Le 4 janvier 2017

Le gigantesque casino

Pourquoi les entreprises doivent prendre des risques

 

Une nouvelle année commence et tous – dirigeants, observateurs, consommateurs – se posent la même question : parviendrons-nous à renouer avec la prospérité? Saurons nous faire décoller notre économie sur l’échelle globale et vaincre la crise?

Une chose est sûre, avec la transition numérique nous abandonnons tout vestige du XXe siècle avec son modèle d’une économie de production et de consommation de masse. L’économie numérique introduit un nouveau paradigme qui change tout : infrastructures, organisation, filières, biens, services et modes de vie.

Ainsi, les secteurs essentiels des transports ou de l’énergie cèdent la place à un écosystème nouveau : Internet, GPS, plateformes de cloud computing, BIG DATA, objets connectés … sont autant d’éléments novateurs qui demandent la prise de risque, une plus grande créative, l’expérimentation constante.

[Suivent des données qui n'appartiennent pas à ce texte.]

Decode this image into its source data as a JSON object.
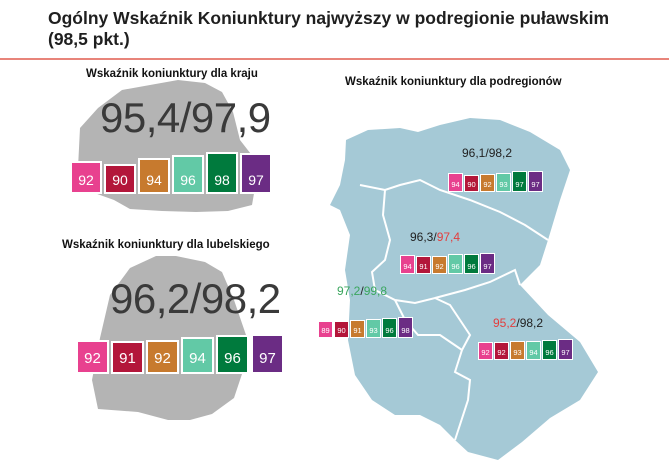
{
  "title": "Ogólny Wskaźnik Koniunktury najwyższy w podregionie puławskim (98,5 pkt.)",
  "colors": {
    "magenta": "#e8418f",
    "crimson": "#b3163a",
    "orange": "#c77a2e",
    "teal": "#62c9a6",
    "green": "#007a3d",
    "purple": "#6b2c84",
    "red_text": "#e33d3d",
    "green_text": "#3aa65e",
    "map_country": "#b4b4b4",
    "map_regions": "#a5c9d6"
  },
  "country": {
    "heading": "Wskaźnik koniunktury dla kraju",
    "value": "95,4/97,9",
    "boxes": [
      {
        "label": "92",
        "color": "#e8418f"
      },
      {
        "label": "90",
        "color": "#b3163a"
      },
      {
        "label": "94",
        "color": "#c77a2e"
      },
      {
        "label": "96",
        "color": "#62c9a6"
      },
      {
        "label": "98",
        "color": "#007a3d"
      },
      {
        "label": "97",
        "color": "#6b2c84"
      }
    ]
  },
  "province": {
    "heading": "Wskaźnik koniunktury dla  lubelskiego",
    "value": "96,2/98,2",
    "boxes": [
      {
        "label": "92",
        "color": "#e8418f"
      },
      {
        "label": "91",
        "color": "#b3163a"
      },
      {
        "label": "92",
        "color": "#c77a2e"
      },
      {
        "label": "94",
        "color": "#62c9a6"
      },
      {
        "label": "96",
        "color": "#007a3d"
      },
      {
        "label": "97",
        "color": "#6b2c84"
      }
    ]
  },
  "subregions_heading": "Wskaźnik koniunktury dla podregionów",
  "subregions": [
    {
      "value_a": "96,1",
      "sep": "/",
      "value_b": "98,2",
      "boxes": [
        {
          "label": "94",
          "color": "#e8418f"
        },
        {
          "label": "90",
          "color": "#b3163a"
        },
        {
          "label": "92",
          "color": "#c77a2e"
        },
        {
          "label": "93",
          "color": "#62c9a6"
        },
        {
          "label": "97",
          "color": "#007a3d"
        },
        {
          "label": "97",
          "color": "#6b2c84"
        }
      ]
    },
    {
      "value_a": "96,3",
      "sep": "/",
      "value_b": "97,4",
      "value_b_color": "#e33d3d",
      "boxes": [
        {
          "label": "94",
          "color": "#e8418f"
        },
        {
          "label": "91",
          "color": "#b3163a"
        },
        {
          "label": "92",
          "color": "#c77a2e"
        },
        {
          "label": "96",
          "color": "#62c9a6"
        },
        {
          "label": "96",
          "color": "#007a3d"
        },
        {
          "label": "97",
          "color": "#6b2c84"
        }
      ]
    },
    {
      "value_a": "97,2",
      "value_a_color": "#3aa65e",
      "sep": "/",
      "value_b": "99,8",
      "value_b_color": "#3aa65e",
      "boxes": [
        {
          "label": "89",
          "color": "#e8418f"
        },
        {
          "label": "90",
          "color": "#b3163a"
        },
        {
          "label": "91",
          "color": "#c77a2e"
        },
        {
          "label": "93",
          "color": "#62c9a6"
        },
        {
          "label": "96",
          "color": "#007a3d"
        },
        {
          "label": "98",
          "color": "#6b2c84"
        }
      ]
    },
    {
      "value_a": "95,2",
      "value_a_color": "#e33d3d",
      "sep": "/",
      "value_b": "98,2",
      "boxes": [
        {
          "label": "92",
          "color": "#e8418f"
        },
        {
          "label": "92",
          "color": "#b3163a"
        },
        {
          "label": "93",
          "color": "#c77a2e"
        },
        {
          "label": "94",
          "color": "#62c9a6"
        },
        {
          "label": "96",
          "color": "#007a3d"
        },
        {
          "label": "97",
          "color": "#6b2c84"
        }
      ]
    }
  ]
}
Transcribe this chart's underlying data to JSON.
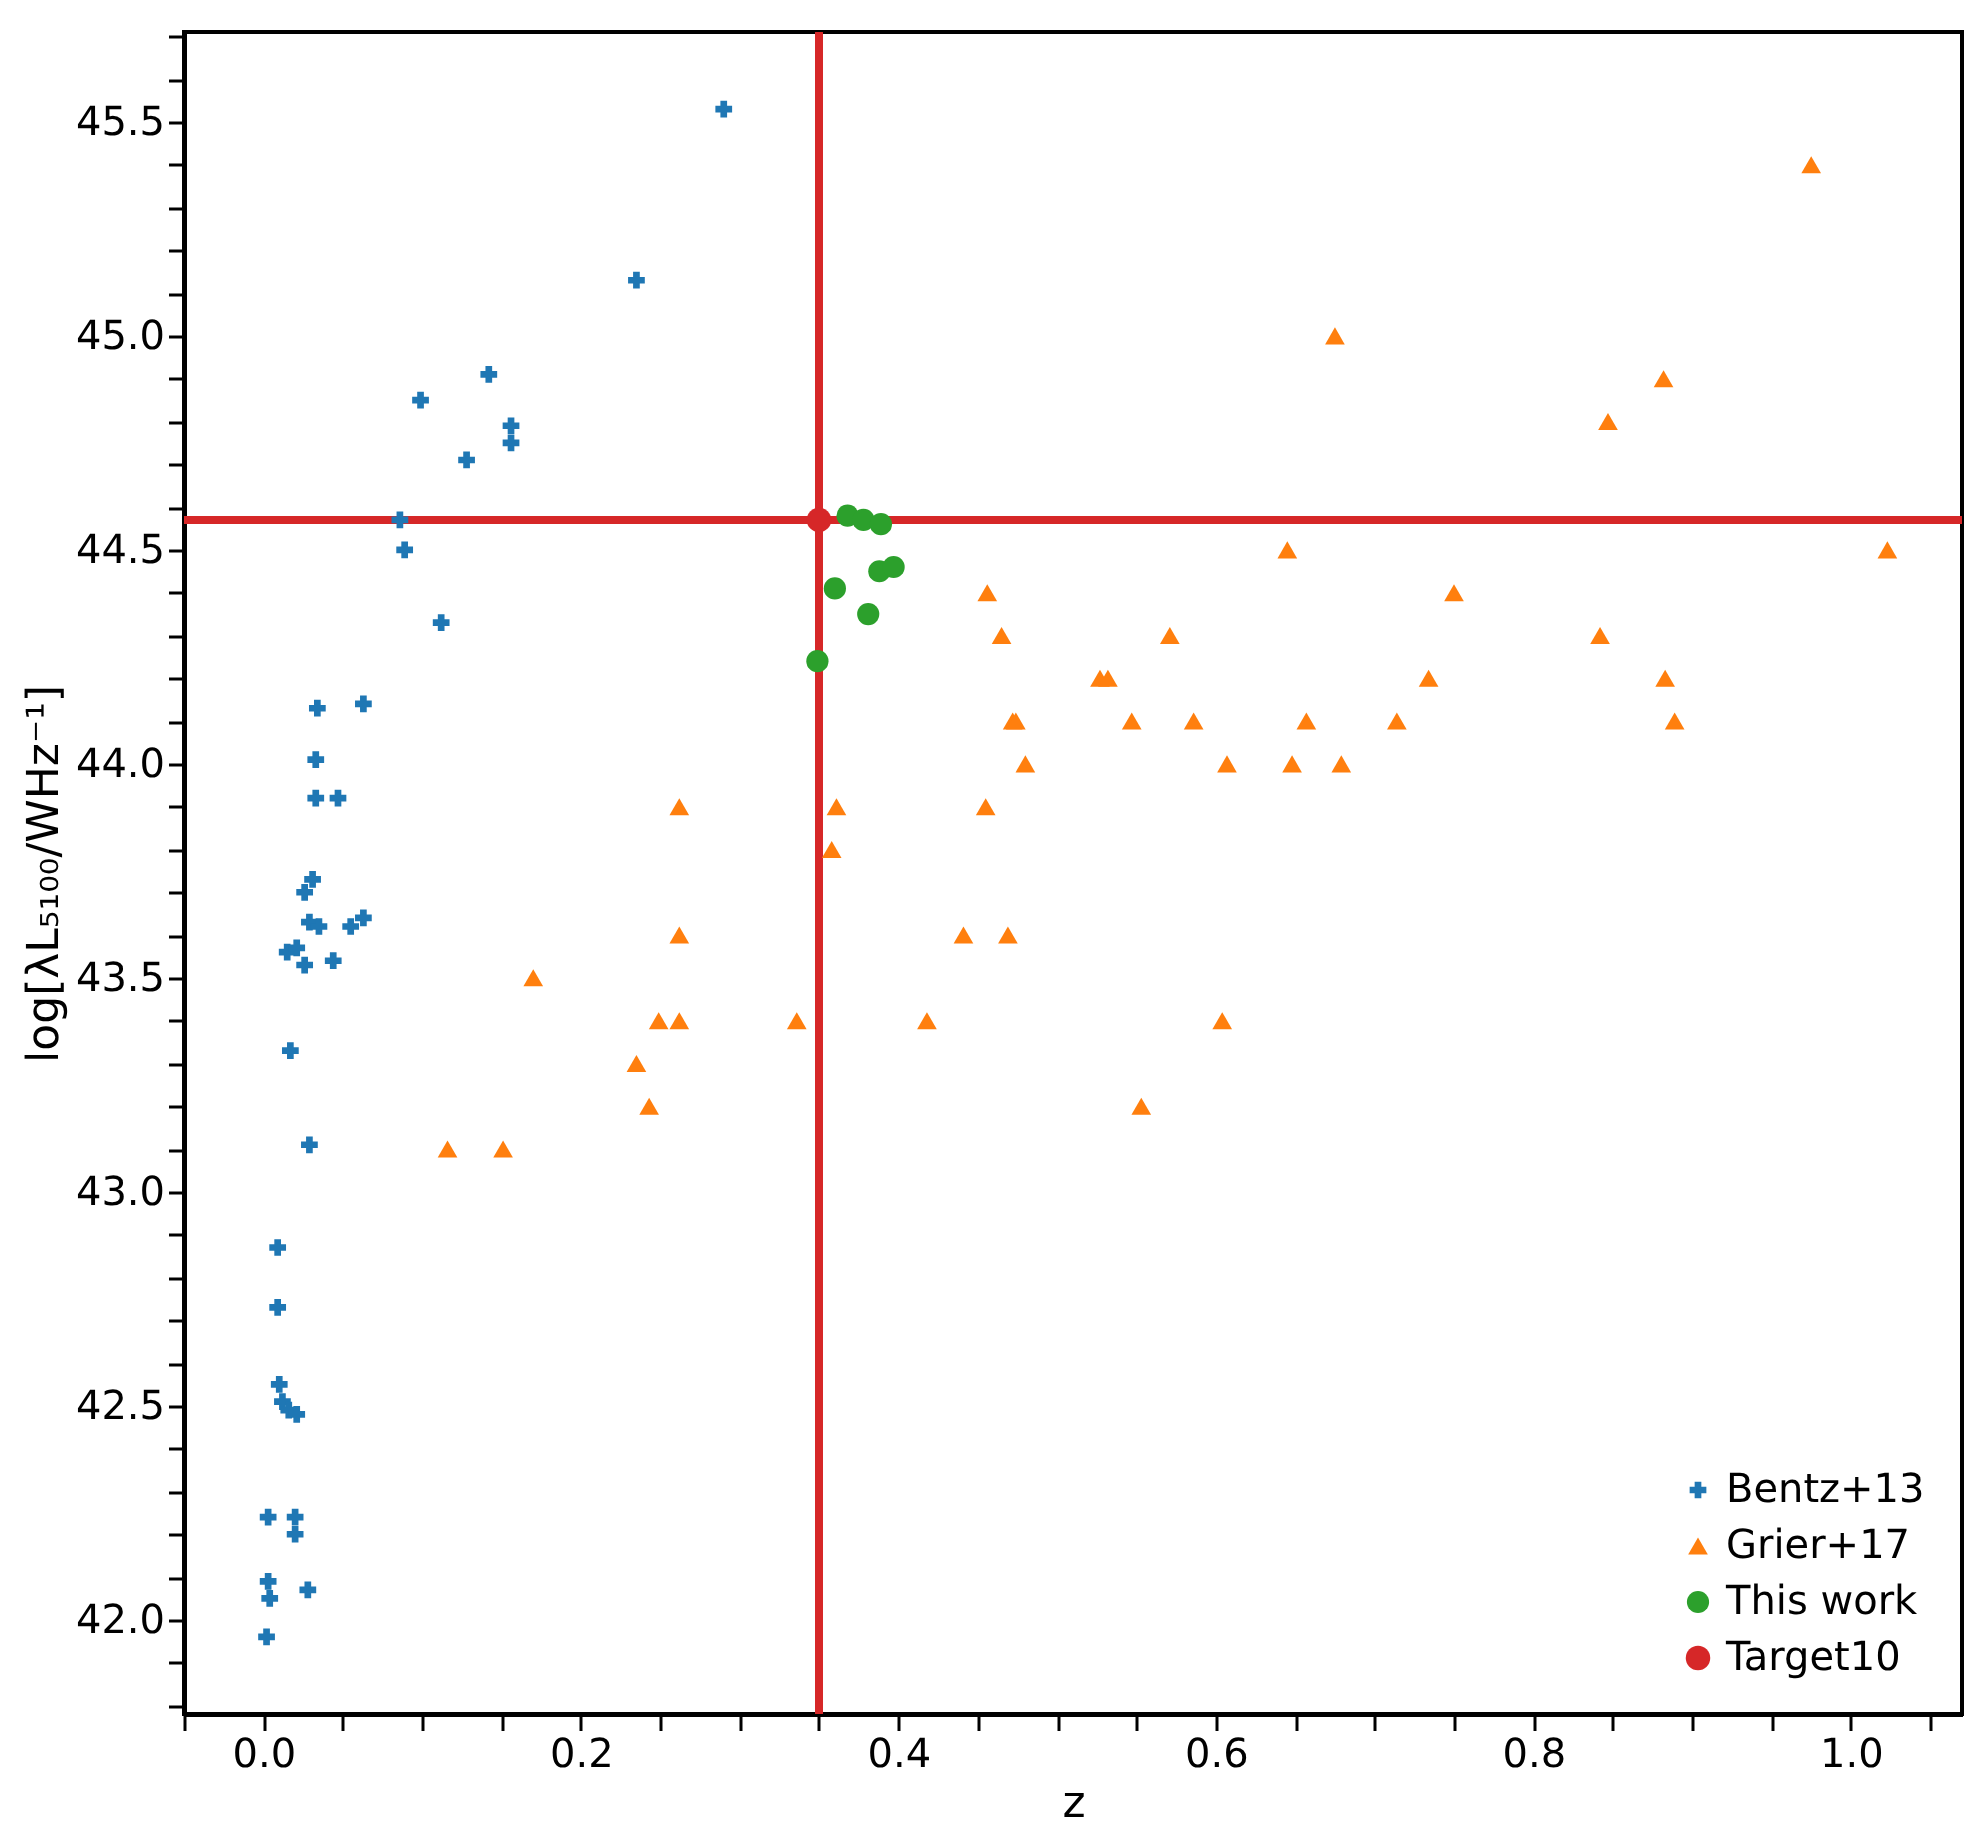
{
  "chart_data": {
    "type": "scatter",
    "xlabel": "z",
    "ylabel": "log[λL₅₁₀₀/WHz⁻¹]",
    "xlim": [
      -0.05,
      1.07
    ],
    "ylim": [
      41.78,
      45.71
    ],
    "xticks": [
      {
        "value": -0.05,
        "label": null
      },
      {
        "value": 0.0,
        "label": "0.0"
      },
      {
        "value": 0.05,
        "label": null
      },
      {
        "value": 0.1,
        "label": null
      },
      {
        "value": 0.15,
        "label": null
      },
      0.2,
      {
        "value": 0.25,
        "label": null
      },
      {
        "value": 0.3,
        "label": null
      },
      {
        "value": 0.35,
        "label": null
      },
      0.4,
      {
        "value": 0.45,
        "label": null
      },
      {
        "value": 0.5,
        "label": null
      },
      {
        "value": 0.55,
        "label": null
      },
      0.6,
      {
        "value": 0.65,
        "label": null
      },
      {
        "value": 0.7,
        "label": null
      },
      {
        "value": 0.75,
        "label": null
      },
      0.8,
      {
        "value": 0.85,
        "label": null
      },
      {
        "value": 0.9,
        "label": null
      },
      {
        "value": 0.95,
        "label": null
      },
      {
        "value": 1.0,
        "label": "1.0"
      },
      {
        "value": 1.05,
        "label": null
      }
    ],
    "yticks": [
      {
        "value": 41.8,
        "label": null
      },
      {
        "value": 41.9,
        "label": null
      },
      {
        "value": 42.0,
        "label": "42.0"
      },
      {
        "value": 42.1,
        "label": null
      },
      {
        "value": 42.2,
        "label": null
      },
      {
        "value": 42.3,
        "label": null
      },
      {
        "value": 42.4,
        "label": null
      },
      42.5,
      {
        "value": 42.6,
        "label": null
      },
      {
        "value": 42.7,
        "label": null
      },
      {
        "value": 42.8,
        "label": null
      },
      {
        "value": 42.9,
        "label": null
      },
      {
        "value": 43.0,
        "label": "43.0"
      },
      {
        "value": 43.1,
        "label": null
      },
      {
        "value": 43.2,
        "label": null
      },
      {
        "value": 43.3,
        "label": null
      },
      {
        "value": 43.4,
        "label": null
      },
      43.5,
      {
        "value": 43.6,
        "label": null
      },
      {
        "value": 43.7,
        "label": null
      },
      {
        "value": 43.8,
        "label": null
      },
      {
        "value": 43.9,
        "label": null
      },
      {
        "value": 44.0,
        "label": "44.0"
      },
      {
        "value": 44.1,
        "label": null
      },
      {
        "value": 44.2,
        "label": null
      },
      {
        "value": 44.3,
        "label": null
      },
      {
        "value": 44.4,
        "label": null
      },
      44.5,
      {
        "value": 44.6,
        "label": null
      },
      {
        "value": 44.7,
        "label": null
      },
      {
        "value": 44.8,
        "label": null
      },
      {
        "value": 44.9,
        "label": null
      },
      {
        "value": 45.0,
        "label": "45.0"
      },
      {
        "value": 45.1,
        "label": null
      },
      {
        "value": 45.2,
        "label": null
      },
      {
        "value": 45.3,
        "label": null
      },
      {
        "value": 45.4,
        "label": null
      },
      45.5,
      {
        "value": 45.6,
        "label": null
      },
      {
        "value": 45.7,
        "label": null
      }
    ],
    "grid": false,
    "legend": "bottom right",
    "ref_lines": [
      {
        "axis": "x",
        "value": 0.35,
        "color": "#d62728"
      },
      {
        "axis": "y",
        "value": 44.57,
        "color": "#d62728"
      }
    ],
    "series": [
      {
        "name": "Bentz+13",
        "color": "#1f77b4",
        "marker": "cross",
        "x": [
          0.29,
          0.235,
          0.142,
          0.099,
          0.156,
          0.156,
          0.128,
          0.086,
          0.089,
          0.112,
          0.034,
          0.063,
          0.033,
          0.033,
          0.047,
          0.031,
          0.026,
          0.029,
          0.035,
          0.055,
          0.063,
          0.015,
          0.021,
          0.026,
          0.044,
          0.017,
          0.029,
          0.009,
          0.009,
          0.01,
          0.012,
          0.016,
          0.021,
          0.003,
          0.02,
          0.02,
          0.003,
          0.004,
          0.028,
          0.002
        ],
        "values": [
          45.53,
          45.13,
          44.91,
          44.85,
          44.79,
          44.75,
          44.71,
          44.57,
          44.5,
          44.33,
          44.13,
          44.14,
          44.01,
          43.92,
          43.92,
          43.73,
          43.7,
          43.63,
          43.62,
          43.62,
          43.64,
          43.56,
          43.57,
          43.53,
          43.54,
          43.33,
          43.11,
          42.87,
          42.73,
          42.55,
          42.51,
          42.49,
          42.48,
          42.24,
          42.24,
          42.2,
          42.09,
          42.05,
          42.07,
          41.96
        ]
      },
      {
        "name": "Grier+17",
        "color": "#ff7f0e",
        "marker": "triangle",
        "x": [
          0.975,
          0.675,
          0.882,
          0.847,
          0.645,
          1.023,
          0.456,
          0.75,
          0.465,
          0.571,
          0.842,
          0.527,
          0.532,
          0.734,
          0.883,
          0.472,
          0.474,
          0.547,
          0.586,
          0.657,
          0.714,
          0.889,
          0.48,
          0.607,
          0.648,
          0.679,
          0.262,
          0.361,
          0.455,
          0.358,
          0.17,
          0.262,
          0.441,
          0.469,
          0.249,
          0.262,
          0.336,
          0.418,
          0.604,
          0.235,
          0.243,
          0.553,
          0.116,
          0.151
        ],
        "values": [
          45.4,
          45.0,
          44.9,
          44.8,
          44.5,
          44.5,
          44.4,
          44.4,
          44.3,
          44.3,
          44.3,
          44.2,
          44.2,
          44.2,
          44.2,
          44.1,
          44.1,
          44.1,
          44.1,
          44.1,
          44.1,
          44.1,
          44.0,
          44.0,
          44.0,
          44.0,
          43.9,
          43.9,
          43.9,
          43.8,
          43.5,
          43.6,
          43.6,
          43.6,
          43.4,
          43.4,
          43.4,
          43.4,
          43.4,
          43.3,
          43.2,
          43.2,
          43.1,
          43.1
        ]
      },
      {
        "name": "This work",
        "color": "#2ca02c",
        "marker": "circle",
        "x": [
          0.368,
          0.378,
          0.389,
          0.388,
          0.397,
          0.36,
          0.381,
          0.349
        ],
        "values": [
          44.58,
          44.57,
          44.56,
          44.45,
          44.46,
          44.41,
          44.35,
          44.24
        ]
      },
      {
        "name": "Target10",
        "color": "#d62728",
        "marker": "circle",
        "x": [
          0.35
        ],
        "values": [
          44.57
        ]
      }
    ]
  }
}
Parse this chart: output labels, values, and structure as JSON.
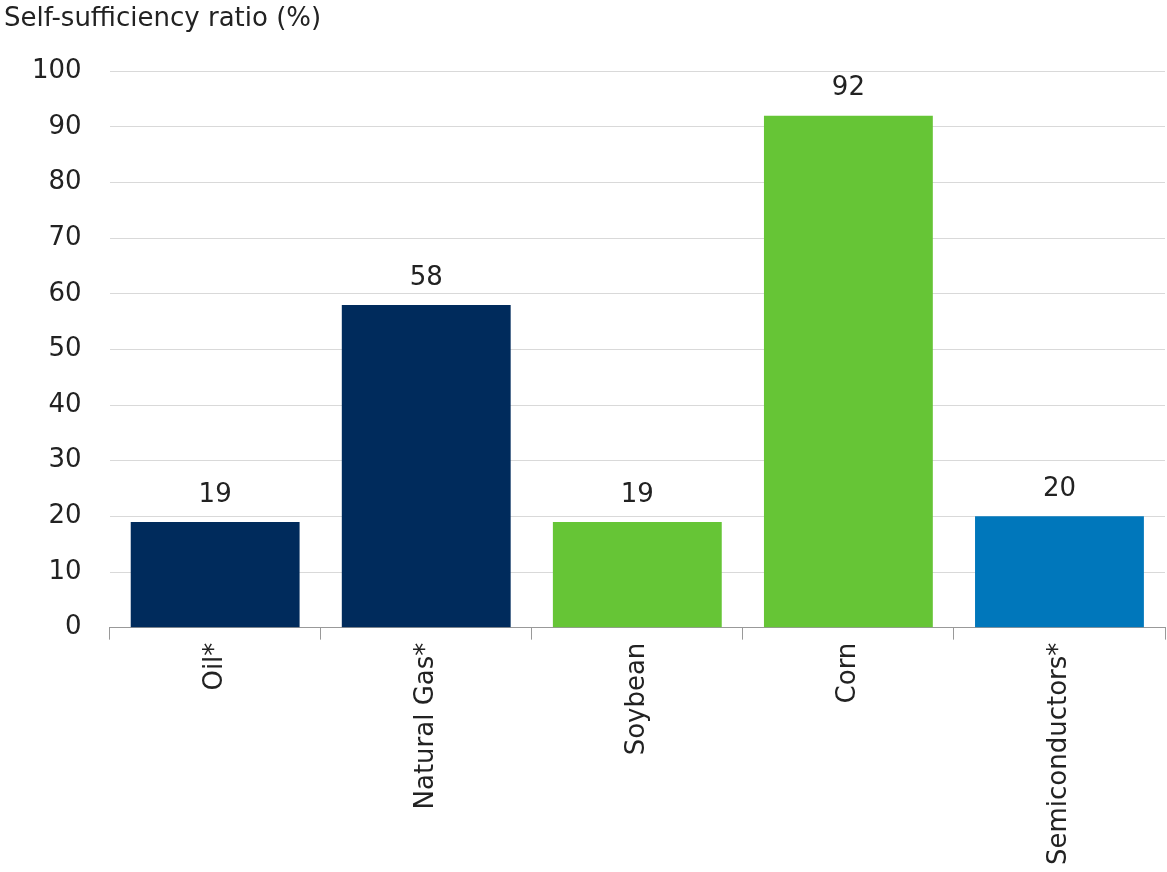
{
  "chart_data": {
    "type": "bar",
    "ylabel": "Self-sufficiency ratio (%)",
    "categories": [
      "Oil*",
      "Natural Gas*",
      "Soybean",
      "Corn",
      "Semiconductors*"
    ],
    "values": [
      19,
      58,
      19,
      92,
      20
    ],
    "colors": [
      "#002b5c",
      "#002b5c",
      "#66c536",
      "#66c536",
      "#0077bb"
    ],
    "ylim": [
      0,
      100
    ],
    "yticks": [
      0,
      10,
      20,
      30,
      40,
      50,
      60,
      70,
      80,
      90,
      100
    ],
    "grid": "y",
    "data_labels": true,
    "legend": false
  }
}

La multitude, véritable levier de l’économie

Des milliards d’internautes connectés, des communautés virtuelles avec un vrai pouvoir d’influence, des blogueurs, des youtubers plus importants que la presse nationale et internationale, des utilisateurs « lamda »  équipés d’applications numériques et d’outils technologiques dernier cri.  Voici le cadre socioculturel et économique dessiné par la révolution digitale.

Si pendant les Trente Glorieuses l’objectif stratégique était la maîtrise des ressources pétrolières, aujourd’hui la priorité des entreprises est celle de forger une alliance durable et sincère avec cette multitude d’individus connectés.

C’est exactement ce que les grands géants du web ont fait pour sortir du lot et dominer l’économie globale. Des structures qui prennent la forme (et le risque) d’entreprises, qui se distinguent  par leur présence en tête du classement mondial du chiffre d’affaires dans le secteur informatique et qui ont su se construire les plus grosses bases utilisateurs du monde.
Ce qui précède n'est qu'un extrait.